Workers in Myanmar demand implementation of newly revised laws on labor disputes

Workers have called on the Myanmarese government to enforce a recently passed legislative amendment regarding labor disputes. They also demanded the reinstatement of two terminated union leaders, along with the recognition of worker’s right to form a union.

September 04, 2019 by Peoples Dispatch
Workers in Myanmar demand implementation of revised laws on labor disputes
Over 4,500 workers took part in the protest on August 29.

On August 29, as many as 4,000 workers in Myanmar’s Hlaing Thar district and around 600 in Kyauk Tan district demonstrated for the implementation of newly revised laws on the settlement of labor disputes. Clad in red and chanting pro-worker slogans, they also demanded the reinstatement of two union leaders, Kyi Thi and Shane Thu, who were dismissed for setting up a labor organization in June.

Workers from 50 factories congregated at different places and moved towards the western part of Yangon city, registering their protest over the lack of implementation of the amended law, which was passed three months ago.
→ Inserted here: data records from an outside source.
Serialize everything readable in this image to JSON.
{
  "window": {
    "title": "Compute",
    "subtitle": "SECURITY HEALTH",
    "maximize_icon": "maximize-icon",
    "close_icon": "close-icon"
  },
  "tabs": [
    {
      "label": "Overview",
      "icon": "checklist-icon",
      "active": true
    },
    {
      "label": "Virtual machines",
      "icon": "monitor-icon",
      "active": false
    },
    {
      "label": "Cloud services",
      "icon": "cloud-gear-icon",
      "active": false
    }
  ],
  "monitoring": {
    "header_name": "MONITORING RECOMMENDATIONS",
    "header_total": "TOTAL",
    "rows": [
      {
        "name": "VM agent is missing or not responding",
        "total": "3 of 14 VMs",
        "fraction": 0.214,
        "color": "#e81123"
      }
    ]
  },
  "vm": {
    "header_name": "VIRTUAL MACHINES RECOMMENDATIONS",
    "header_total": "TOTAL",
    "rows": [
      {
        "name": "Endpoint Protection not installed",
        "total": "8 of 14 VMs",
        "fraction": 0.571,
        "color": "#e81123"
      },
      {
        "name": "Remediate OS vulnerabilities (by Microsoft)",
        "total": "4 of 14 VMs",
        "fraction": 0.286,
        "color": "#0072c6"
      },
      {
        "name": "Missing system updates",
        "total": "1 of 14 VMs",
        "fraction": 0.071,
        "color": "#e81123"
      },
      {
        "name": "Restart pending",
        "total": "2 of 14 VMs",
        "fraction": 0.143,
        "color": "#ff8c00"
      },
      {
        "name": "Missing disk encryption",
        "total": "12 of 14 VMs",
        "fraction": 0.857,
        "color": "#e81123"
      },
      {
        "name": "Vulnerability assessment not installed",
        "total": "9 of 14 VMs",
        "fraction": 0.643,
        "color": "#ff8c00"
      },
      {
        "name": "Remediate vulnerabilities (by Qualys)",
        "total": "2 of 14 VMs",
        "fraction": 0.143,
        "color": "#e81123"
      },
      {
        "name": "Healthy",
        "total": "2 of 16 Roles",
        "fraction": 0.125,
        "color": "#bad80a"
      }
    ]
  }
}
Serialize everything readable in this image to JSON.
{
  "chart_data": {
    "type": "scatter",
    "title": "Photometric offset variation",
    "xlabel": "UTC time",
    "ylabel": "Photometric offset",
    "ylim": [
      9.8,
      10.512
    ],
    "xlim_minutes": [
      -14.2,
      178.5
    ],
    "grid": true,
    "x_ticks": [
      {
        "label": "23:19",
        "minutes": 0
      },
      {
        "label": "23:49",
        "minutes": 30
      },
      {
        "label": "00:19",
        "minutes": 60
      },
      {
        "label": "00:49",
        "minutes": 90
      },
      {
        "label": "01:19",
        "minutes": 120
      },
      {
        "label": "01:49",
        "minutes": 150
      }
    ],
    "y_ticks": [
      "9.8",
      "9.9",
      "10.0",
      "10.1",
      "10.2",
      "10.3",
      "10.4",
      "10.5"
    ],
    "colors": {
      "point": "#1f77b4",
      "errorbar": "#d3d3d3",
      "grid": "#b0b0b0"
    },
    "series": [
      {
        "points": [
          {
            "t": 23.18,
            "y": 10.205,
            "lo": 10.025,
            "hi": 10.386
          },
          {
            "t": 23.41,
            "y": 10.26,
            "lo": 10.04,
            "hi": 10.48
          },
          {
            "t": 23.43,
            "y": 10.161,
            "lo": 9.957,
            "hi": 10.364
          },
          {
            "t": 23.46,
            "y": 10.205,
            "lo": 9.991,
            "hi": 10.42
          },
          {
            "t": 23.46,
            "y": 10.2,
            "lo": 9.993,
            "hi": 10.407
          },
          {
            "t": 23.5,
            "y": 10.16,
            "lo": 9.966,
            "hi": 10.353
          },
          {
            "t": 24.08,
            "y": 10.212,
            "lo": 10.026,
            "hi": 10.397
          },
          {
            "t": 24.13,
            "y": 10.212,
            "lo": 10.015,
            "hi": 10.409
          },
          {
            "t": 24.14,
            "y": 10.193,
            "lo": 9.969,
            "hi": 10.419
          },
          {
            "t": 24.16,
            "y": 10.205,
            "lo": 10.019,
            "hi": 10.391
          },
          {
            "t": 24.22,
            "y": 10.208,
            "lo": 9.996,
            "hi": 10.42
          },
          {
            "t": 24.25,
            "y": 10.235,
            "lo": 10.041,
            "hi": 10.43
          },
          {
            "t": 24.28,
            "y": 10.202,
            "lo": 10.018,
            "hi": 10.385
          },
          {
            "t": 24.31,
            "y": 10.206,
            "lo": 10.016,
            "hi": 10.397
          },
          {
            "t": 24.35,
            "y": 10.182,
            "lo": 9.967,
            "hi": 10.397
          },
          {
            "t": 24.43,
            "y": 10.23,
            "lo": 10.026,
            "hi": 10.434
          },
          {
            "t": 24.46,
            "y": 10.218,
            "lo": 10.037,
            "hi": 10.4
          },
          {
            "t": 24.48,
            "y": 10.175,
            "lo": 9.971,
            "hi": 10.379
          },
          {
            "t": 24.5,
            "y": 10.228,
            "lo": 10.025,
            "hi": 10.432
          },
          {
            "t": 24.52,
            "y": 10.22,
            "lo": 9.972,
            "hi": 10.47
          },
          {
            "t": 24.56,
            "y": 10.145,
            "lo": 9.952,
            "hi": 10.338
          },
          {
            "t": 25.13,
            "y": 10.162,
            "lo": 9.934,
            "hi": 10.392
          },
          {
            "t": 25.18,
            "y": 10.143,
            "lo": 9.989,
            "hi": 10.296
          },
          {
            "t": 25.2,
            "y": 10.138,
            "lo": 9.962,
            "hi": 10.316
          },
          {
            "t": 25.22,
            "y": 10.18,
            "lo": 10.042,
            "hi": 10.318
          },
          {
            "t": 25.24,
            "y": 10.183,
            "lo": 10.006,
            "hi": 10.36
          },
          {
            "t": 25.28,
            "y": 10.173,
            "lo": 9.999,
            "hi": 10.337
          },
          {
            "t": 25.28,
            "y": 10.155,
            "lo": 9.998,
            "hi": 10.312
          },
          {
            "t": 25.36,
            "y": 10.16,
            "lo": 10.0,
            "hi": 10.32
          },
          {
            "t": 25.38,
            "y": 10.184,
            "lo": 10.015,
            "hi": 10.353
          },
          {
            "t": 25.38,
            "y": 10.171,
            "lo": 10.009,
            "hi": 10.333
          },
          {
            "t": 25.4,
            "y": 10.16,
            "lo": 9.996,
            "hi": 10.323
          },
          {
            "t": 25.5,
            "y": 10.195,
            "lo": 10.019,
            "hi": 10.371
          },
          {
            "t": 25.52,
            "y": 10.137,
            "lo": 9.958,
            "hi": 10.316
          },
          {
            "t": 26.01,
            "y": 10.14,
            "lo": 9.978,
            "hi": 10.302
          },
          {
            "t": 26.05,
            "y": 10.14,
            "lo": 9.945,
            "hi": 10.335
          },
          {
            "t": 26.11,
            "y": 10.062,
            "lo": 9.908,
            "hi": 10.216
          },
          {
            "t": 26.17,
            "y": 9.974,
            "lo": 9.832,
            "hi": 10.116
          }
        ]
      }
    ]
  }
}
In the revised law on settling labor disputes, which comes under Article 23 of Myanmar’s constitution, a dispute between an employer and a workers can be handled by the labor department or the court. In the erstwhile dispute settlement mechanism, a ‘township conciliation body’ acted as the mediator.
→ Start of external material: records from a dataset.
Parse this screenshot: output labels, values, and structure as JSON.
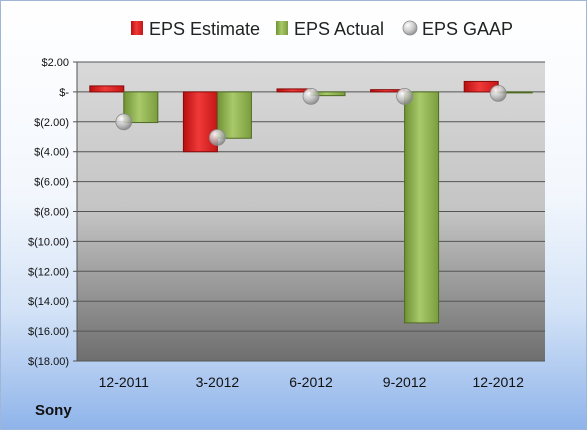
{
  "company": "Sony",
  "colors": {
    "estimate": "#e02020",
    "actual": "#8fb44a",
    "gaap": "#b8b8b8"
  },
  "chart_data": {
    "type": "bar",
    "title": "",
    "xlabel": "",
    "ylabel": "",
    "categories": [
      "12-2011",
      "3-2012",
      "6-2012",
      "9-2012",
      "12-2012"
    ],
    "ylim": [
      -18,
      2
    ],
    "yticks": [
      2,
      0,
      -2,
      -4,
      -6,
      -8,
      -10,
      -12,
      -14,
      -16,
      -18
    ],
    "ytick_labels": [
      "$2.00",
      "$-",
      "$(2.00)",
      "$(4.00)",
      "$(6.00)",
      "$(8.00)",
      "$(10.00)",
      "$(12.00)",
      "$(14.00)",
      "$(16.00)",
      "$(18.00)"
    ],
    "grid": true,
    "legend_position": "top",
    "series": [
      {
        "name": "EPS Estimate",
        "type": "bar",
        "values": [
          0.4,
          -4.0,
          0.2,
          0.15,
          0.7
        ]
      },
      {
        "name": "EPS Actual",
        "type": "bar",
        "values": [
          -2.05,
          -3.1,
          -0.25,
          -15.45,
          -0.05
        ]
      },
      {
        "name": "EPS GAAP",
        "type": "scatter",
        "values": [
          -2.0,
          -3.05,
          -0.3,
          -0.3,
          -0.1
        ]
      }
    ]
  }
}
Khaing Zar, president of the Industrial Workers Federation of Myanmar, said that workers’ rights were being violated. “We have exhausted all institutional channels, like the labor department, the township conciliation body, and the ministry of labor, but the government is turning a deaf ear to this serious violation of workers’ rights,” he told IndustriALL.

“Workers associated with Industrial Workers Federation of Myanmar are calling on the government to enforce the amendment of the law and recognize workers’ right to organize and form a union,” he added.

The workers also condemned the dismissal of Kyi Thi and Shane Thu from Prosperity Knitting factory, claiming that the authorities had used unfair means to punish the workers for speaking out against the diktats of the management.